上の空の相づちのように「心ここにあらず」ではいけませんし、「どんなときでも大きな声を出せばいい」的な返事もうまくありません。

上司から声をかけられたら、瞬時に状況を把握し、周りの人に迷惑でない範囲の大きな声で、はっきりと素早く返事をすること、です。

計算をしているときなど、手の放せない仕事をしているときは、すぐに返事をしてしまったら、中身が吹っ飛んでしまいますね。

そんなときは、すぐには返事できませんが、そのときでも「はい、ちょっと待ってください」と、とりあえず言葉を発するといいでしょう。

そして、区切りがついたら、すぐに上司のところにかけつけすみません、どうしても手が放せなかったもので・・・」

と謝罪すれば、上司も何も不満には思わないものです

上司もまた部下に話しかけられたときは、できるだけしっかりと返事をしたいですね。

「部長!」と呼ばれているのに、すぐに返事をせず、何度か呼ばれて初めて、「ん?」としかめっ面でいうなんてのはもってのほかです。
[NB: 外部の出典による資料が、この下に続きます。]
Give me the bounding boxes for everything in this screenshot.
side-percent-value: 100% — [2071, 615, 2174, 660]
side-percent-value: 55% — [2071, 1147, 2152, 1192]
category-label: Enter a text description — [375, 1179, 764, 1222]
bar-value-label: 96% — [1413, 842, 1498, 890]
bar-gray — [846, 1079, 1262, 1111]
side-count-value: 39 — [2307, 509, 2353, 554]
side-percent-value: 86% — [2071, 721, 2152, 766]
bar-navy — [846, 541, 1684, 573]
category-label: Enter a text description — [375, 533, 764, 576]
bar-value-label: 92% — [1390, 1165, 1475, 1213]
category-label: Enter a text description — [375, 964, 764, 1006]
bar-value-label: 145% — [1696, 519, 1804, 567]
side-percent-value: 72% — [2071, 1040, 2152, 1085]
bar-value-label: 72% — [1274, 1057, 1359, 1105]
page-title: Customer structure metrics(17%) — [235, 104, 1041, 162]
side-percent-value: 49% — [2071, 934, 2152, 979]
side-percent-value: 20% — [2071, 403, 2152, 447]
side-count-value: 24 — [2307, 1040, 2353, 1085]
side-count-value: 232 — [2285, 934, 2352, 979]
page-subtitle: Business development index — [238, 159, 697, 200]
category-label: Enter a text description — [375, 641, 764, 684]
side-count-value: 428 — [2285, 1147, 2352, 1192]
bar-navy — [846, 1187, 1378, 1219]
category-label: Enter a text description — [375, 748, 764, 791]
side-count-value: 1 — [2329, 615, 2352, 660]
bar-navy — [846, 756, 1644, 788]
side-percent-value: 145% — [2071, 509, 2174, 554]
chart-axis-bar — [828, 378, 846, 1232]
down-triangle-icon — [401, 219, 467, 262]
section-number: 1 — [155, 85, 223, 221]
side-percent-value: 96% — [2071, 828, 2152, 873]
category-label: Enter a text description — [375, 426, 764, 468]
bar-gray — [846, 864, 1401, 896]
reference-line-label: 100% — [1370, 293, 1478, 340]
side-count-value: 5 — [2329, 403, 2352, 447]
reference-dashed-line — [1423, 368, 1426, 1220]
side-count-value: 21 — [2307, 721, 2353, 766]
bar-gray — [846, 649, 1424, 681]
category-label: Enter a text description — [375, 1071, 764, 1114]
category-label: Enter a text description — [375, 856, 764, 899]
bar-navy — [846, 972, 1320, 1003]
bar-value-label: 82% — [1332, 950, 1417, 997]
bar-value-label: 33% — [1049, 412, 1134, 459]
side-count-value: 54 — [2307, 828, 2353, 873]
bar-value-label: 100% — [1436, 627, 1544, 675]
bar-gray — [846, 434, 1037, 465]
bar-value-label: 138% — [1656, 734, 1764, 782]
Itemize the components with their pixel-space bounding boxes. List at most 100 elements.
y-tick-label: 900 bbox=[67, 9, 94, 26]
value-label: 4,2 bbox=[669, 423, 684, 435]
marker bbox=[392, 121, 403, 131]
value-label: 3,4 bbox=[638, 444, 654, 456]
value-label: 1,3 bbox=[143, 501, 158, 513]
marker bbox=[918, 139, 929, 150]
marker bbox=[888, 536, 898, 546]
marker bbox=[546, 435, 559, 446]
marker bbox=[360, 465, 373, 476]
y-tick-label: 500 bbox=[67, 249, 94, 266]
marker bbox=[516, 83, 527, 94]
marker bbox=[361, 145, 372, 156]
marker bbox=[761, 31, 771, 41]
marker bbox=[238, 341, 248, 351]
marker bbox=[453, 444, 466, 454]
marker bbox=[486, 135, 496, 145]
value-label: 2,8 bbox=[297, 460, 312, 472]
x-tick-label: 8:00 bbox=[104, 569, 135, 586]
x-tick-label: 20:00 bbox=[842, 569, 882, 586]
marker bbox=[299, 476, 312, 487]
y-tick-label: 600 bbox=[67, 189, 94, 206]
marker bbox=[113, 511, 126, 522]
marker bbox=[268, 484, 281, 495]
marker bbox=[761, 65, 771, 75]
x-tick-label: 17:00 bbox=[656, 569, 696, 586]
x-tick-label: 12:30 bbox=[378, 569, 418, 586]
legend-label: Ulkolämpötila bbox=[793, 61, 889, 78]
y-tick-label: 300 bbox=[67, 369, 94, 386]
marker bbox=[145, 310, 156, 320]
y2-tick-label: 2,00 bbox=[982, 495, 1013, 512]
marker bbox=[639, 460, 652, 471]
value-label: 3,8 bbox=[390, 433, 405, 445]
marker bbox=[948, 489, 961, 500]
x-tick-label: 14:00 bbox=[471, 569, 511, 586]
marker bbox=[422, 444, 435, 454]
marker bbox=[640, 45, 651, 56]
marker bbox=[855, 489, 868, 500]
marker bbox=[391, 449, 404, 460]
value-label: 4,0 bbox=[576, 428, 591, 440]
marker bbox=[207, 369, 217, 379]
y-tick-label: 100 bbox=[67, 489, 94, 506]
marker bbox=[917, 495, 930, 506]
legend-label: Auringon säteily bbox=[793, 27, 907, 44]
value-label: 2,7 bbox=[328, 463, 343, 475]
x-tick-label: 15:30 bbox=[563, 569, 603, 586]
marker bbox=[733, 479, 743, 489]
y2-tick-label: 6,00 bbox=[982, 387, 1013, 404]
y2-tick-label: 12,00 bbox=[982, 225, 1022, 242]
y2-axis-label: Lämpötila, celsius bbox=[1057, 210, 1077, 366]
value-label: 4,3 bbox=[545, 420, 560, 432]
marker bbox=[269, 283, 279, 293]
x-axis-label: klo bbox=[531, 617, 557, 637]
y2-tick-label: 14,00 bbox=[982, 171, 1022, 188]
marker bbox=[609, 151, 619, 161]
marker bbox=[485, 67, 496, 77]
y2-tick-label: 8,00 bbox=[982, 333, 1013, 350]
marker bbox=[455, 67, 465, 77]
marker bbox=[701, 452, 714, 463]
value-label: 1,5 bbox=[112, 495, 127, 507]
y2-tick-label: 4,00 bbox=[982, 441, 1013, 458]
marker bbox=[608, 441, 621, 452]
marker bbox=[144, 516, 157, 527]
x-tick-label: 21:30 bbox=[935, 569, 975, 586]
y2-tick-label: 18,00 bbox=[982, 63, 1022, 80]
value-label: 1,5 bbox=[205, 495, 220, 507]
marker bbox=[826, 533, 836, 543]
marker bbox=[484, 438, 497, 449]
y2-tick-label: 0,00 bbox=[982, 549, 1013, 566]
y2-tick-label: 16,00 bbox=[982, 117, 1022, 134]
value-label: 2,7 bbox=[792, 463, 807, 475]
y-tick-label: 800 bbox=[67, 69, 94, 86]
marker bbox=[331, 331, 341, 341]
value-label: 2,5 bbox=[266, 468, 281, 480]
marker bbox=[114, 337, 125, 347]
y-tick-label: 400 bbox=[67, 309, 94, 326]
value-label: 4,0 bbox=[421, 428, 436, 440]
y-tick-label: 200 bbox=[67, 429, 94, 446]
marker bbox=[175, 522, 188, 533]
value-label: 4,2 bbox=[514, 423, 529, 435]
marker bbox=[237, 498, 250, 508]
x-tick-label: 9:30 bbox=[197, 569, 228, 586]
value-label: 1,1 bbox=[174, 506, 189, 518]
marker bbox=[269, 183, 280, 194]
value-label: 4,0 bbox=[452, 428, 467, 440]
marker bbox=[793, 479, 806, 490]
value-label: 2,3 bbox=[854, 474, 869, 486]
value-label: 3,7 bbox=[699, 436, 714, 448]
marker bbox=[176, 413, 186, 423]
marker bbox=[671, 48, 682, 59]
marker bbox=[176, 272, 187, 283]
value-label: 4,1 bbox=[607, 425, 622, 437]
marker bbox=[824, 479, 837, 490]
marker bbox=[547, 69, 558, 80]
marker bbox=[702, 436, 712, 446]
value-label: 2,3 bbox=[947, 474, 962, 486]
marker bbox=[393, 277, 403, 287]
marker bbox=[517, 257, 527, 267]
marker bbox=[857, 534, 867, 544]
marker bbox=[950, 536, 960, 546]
部下から声をかけられたとき、偉い自分が「はい」と返事をするのは、なんだか間尺に合わないと思っている人が多いようですが、案外、感じのいい返事が、好感度を上げているものなので、「はい」もいいものです。

もちろん、「おう、なんだ?」というようなフレンドリーな返事もいいでしょう。

面倒くさそうにではなく、「おお、どうした?」というように、前のめりで相手の話を聞いてやろうとする姿勢が好印象を与えます。

返事や相づちというちょっとしたことでも、相手に与える印象はかなり違ってきます。

職場や家庭は人生の多くを過ごすところです。

小さなことでも積み重なれば、人間性そのものを映し出すものとして見られてしまうのです。